Years later, in 1999, I joined a group of journalists and peace activists on a trip to Iraq. The aim was to stand in solidarity with all those devastated by the US-led siege. According to modest UN estimates, hundreds of thousands of people – the majority of whom were children under the age of five – were killed as a result of the decades-long sanctions.
For this trip, we flew in from different countries and congregated in Jordan. I myself had flown in from the US. One delegation member arrived from Gaza with nearly $10,000 dollars, which he had collected from schools, mosques and the street. The Israelis didn’t allow him to haul boxes of medicine donated by Gaza hospitals, and the Iraqis didn’t allow him entry because his passport had been stamped in Hebrew letters. The young man left the money in trusted hands, asking them to purchase medicine for Iraqi children from Amman. As he turned back at the Jordan-Iraq border on the way back to Gaza, he asked me to convey the solidarity of Palestine and Gaza to the people of Iraq.
In this way, Gaza speaks. Gaza Feels. Gaza takes stances and Gaza conveys regards.
Expectedly, the Horn of Africa famine is now generating quite a stir in Gaza. Starving Somalis are also now the ‘others’ whose pain we are urged to feel. 11 million people are reeling under the encroaching famine, and tens of thousands have already died. Somalia is the epic center of the disaster. The hunger of its people shames humanity to its core. Stories from the region tell of the absolute horror experienced by whole generations. Yet scenes of mothers tenderly comforting their dying children also tell a different story. It is a story of love, one that no statistic can capture, no politician can override.
Gaza, itself under a harsh Israeli siege imposed since Hamas was elected to power in 2006, has been one of the first places to respond to calls for help.
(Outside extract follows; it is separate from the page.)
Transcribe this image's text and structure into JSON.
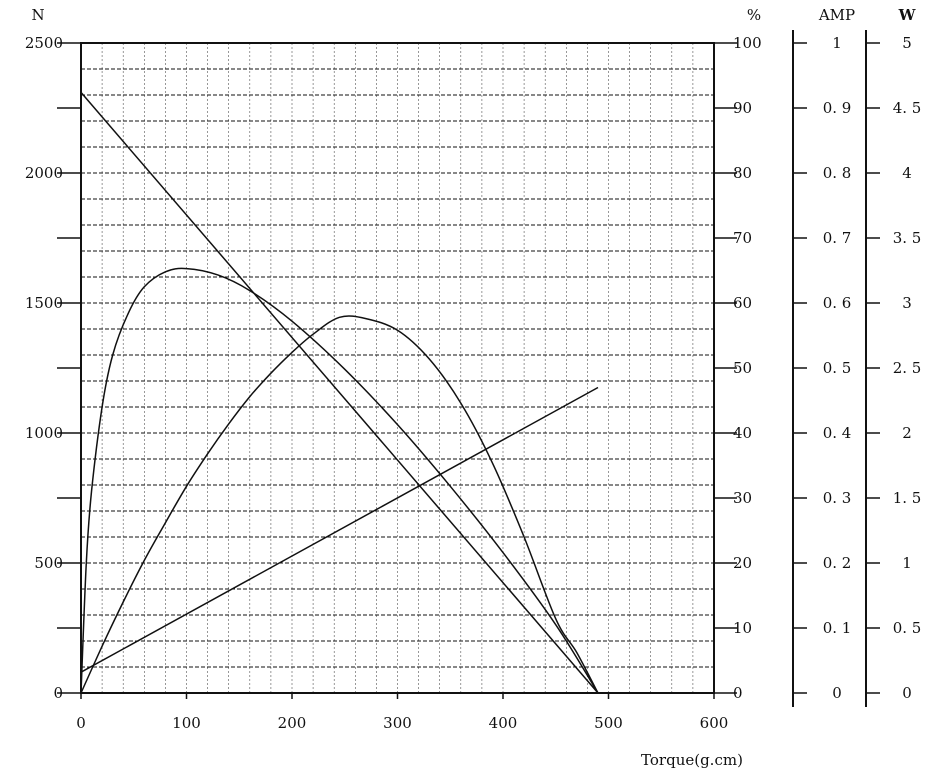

During a recent Al Jazeera interview, the head of a Somalia-based charity mission decried the lack of support his people were receiving. He lambasted the world, particularly Arabs and Muslims. He seemed puzzled by the fact that little support is reaching the victims even during the holiest of Muslim periods. Then he spoke of the aid arriving from Gaza. The news anchor cut him off quickly at this point, and moved on to a ‘related topic’: aid sent by the Qatari government.
I wondered about it myself. Could Israel-besieged Gaza really be sending aid to famine-besieged Somalia?
One of multiple Gaza-led charity campaigns to aid Somalia is called “From Gaza: hand in hand to save the children of Somalia”. According to Ma’an News Agency, this latest effort is led by the Arab Medical Union. “The campaign aimed to demonstrate the extent of physical cohesion between besieged Gaza and Somalia and that the Palestinian people are capable to support and stand with the Somali people,” Ma’an reported on August 2. Palestinians in the West Bank are also mobilizing around help for Somalia. The doctor’ union has opened several bank accounts to accommodate donations.
My mother’s generation must be immensely proud. Their endless sermons about the ‘pain of others’ has registered well in the minds and hearts of their children. Somalis, too, I am certain, can fully appreciate the pain of Gaza.
Gaza. Somalia. Even in its darkest moment, humanity somehow lives on.